One of the things I enjoyed most in Mr. Sanderson's series was the way in which the author demonstrated how religions come into being,  through the deification of Kelsier. I found it very insightful, and also very much in line with how the humanioras view the phenomenon of religion, viz. as a man-made social phenomenon. However, that insight into the truths about religion was incongruous with the way the author seemingly injected his own puritanical ideals into Vin and Elend's relationship. The tacit understanding seems to be that Elend and Vin have a somehow "higher", "purer" or more "worthy" relationship because sexuality very rarely seems to be entering into it. For an author who appears to be striving for some degree of realism - a relative term given the genre, certainly - this seems a gross oversight. It is very unlikely that Elend would not notice something about Vin's appearance that he appreciated as he grew to fall in love with her. Some of you say that Vin and Elend probably had those thoughts, but we were just not there to see them referred. That reeks of sanitation to me, and may be what occasionally gives this series a slight young adult factor.
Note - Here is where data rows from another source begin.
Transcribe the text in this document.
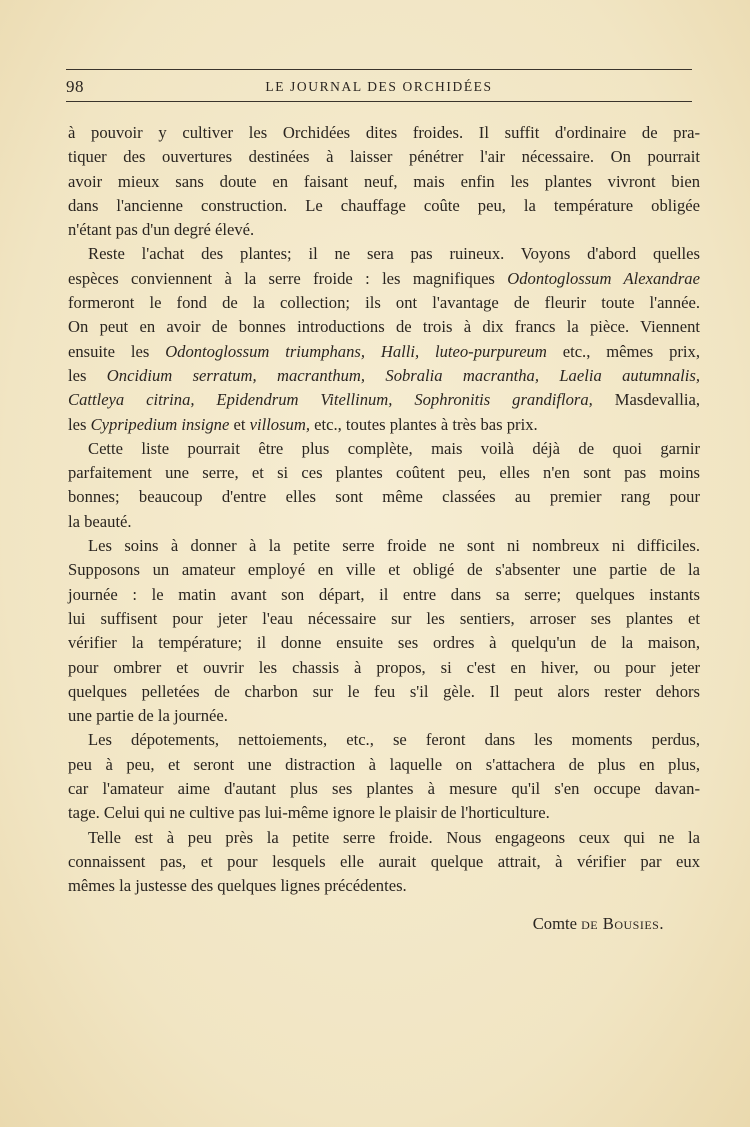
98	LE JOURNAL DES ORCHIDÉES

à pouvoir y cultiver les Orchidées dites froides. Il suffit d'ordinaire de pra-
tiquer des ouvertures destinées à laisser pénétrer l'air nécessaire. On pourrait
avoir mieux sans doute en faisant neuf, mais enfin les plantes vivront bien
dans l'ancienne construction. Le chauffage coûte peu, la température obligée
n'étant pas d'un degré élevé.

Reste l'achat des plantes; il ne sera pas ruineux. Voyons d'abord quelles
espèces conviennent à la serre froide : les magnifiques Odontoglossum Alexandrae
formeront le fond de la collection; ils ont l'avantage de fleurir toute l'année.
On peut en avoir de bonnes introductions de trois à dix francs la pièce. Viennent
ensuite les Odontoglossum triumphans, Halli, luteo-purpureum etc., mêmes prix,
les Oncidium serratum, macranthum, Sobralia macrantha, Laelia autumnalis,
Cattleya citrina, Epidendrum Vitellinum, Sophronitis grandiflora, Masdevallia,
les Cypripedium insigne et villosum, etc., toutes plantes à très bas prix.

Cette liste pourrait être plus complète, mais voilà déjà de quoi garnir
parfaitement une serre, et si ces plantes coûtent peu, elles n'en sont pas moins
bonnes; beaucoup d'entre elles sont même classées au premier rang pour
la beauté.

Les soins à donner à la petite serre froide ne sont ni nombreux ni difficiles.
Supposons un amateur employé en ville et obligé de s'absenter une partie de la
journée : le matin avant son départ, il entre dans sa serre; quelques instants
lui suffisent pour jeter l'eau nécessaire sur les sentiers, arroser ses plantes et
vérifier la température; il donne ensuite ses ordres à quelqu'un de la maison,
pour ombrer et ouvrir les chassis à propos, si c'est en hiver, ou pour jeter
quelques pelletées de charbon sur le feu s'il gèle. Il peut alors rester dehors
une partie de la journée.

Les dépotements, nettoiements, etc., se feront dans les moments perdus,
peu à peu, et seront une distraction à laquelle on s'attachera de plus en plus,
car l'amateur aime d'autant plus ses plantes à mesure qu'il s'en occupe davan-
tage. Celui qui ne cultive pas lui-même ignore le plaisir de l'horticulture.

Telle est à peu près la petite serre froide. Nous engageons ceux qui ne la
connaissent pas, et pour lesquels elle aurait quelque attrait, à vérifier par eux
mêmes la justesse des quelques lignes précédentes.

Comte de Bousies.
Do not misunderstand - I enjoyed the series immensely, and wrote an email to Mr. Sanderson to that effect. I have every confidence in the man's skill and ability to finish The Wheel of Time satisfactorily. His plotting skills are wonderful, his characters are enjoyable and his prose has been steadily improving. What I would not like to see in the world of the Wheel, is this puritanism - because it has no place in that world, nor do I really think it is relevant in this one. Why should a God care who we have sex with, as long as nobody is hurt by it? It is preposterous.

In short, it is my hope that the sort of - sincere or otherwise - naïve faux-pious bourgeois American morality demonstrated by some here is not carried through into the works of this wonderful young author. Especially given how his insights into the nature of human's religious needs and the nature of religion itself are very accurate.

51
And I would like to thank him for proving my point exactly. I am pressed for time at the moment, so I have to leave it at that, for now. A better response must wait for tomorrow, I think.

Let it just be said that he and others are again erroneously equating sexuality with sexual actions.

52
If I have bough into anything, it is science, psychology and anthropology. Your views on today's society and its lies have little to do with it. What I can say I have not bought into, on the other hand, is the tenets and dogmae of two millennia ago.

Now, of course it is polemic on your hand to twist my argument like that, Ookla. I was of course referring to the context of the current discussion, which to my knowledge deals with romantic attraction. Unless you want to claim that it was fraternal or familial love between Elend and Vin?

53
In my opinion, ryanjm was not rude or insulting at all. Little-wilson was not, in fact, stating that she does not feel her "guy-friends" are "so extreme in their thoughts about wanting sex from an attractive woman they look at". She was categorically stating that she knows for a fact that they do not have sexual thoughts about girls they are attracted to. Which, clearly, is ridiculous. When someone is attracted to someone else, that attraction is inevitably sexual in nature. One cannot say that one finds someone "attractive but not sexually attractive" in the context discussed here. Merely noting that someone is pretty is sexually motivated. Still, to find someone attractive does not, like some Americans believe, equal to having a, tacit or otherwise, desire to immediately sodomize the person in question. I must say that I am surprised at the level to which some here associate sexuality with shame and sin.

It should also be pointed out that sexuality is not the same as participating in sexual acts. One can very well be sexually attracted to someone, and not have sex with them. In that vein, Joe Schmoe saying "huh, that girl is attractive" usually means "geeze, if conditions were right, I could definitely have sex with her". For some of you, that probably translates as "if I were married to her, I could definitely have sex with her".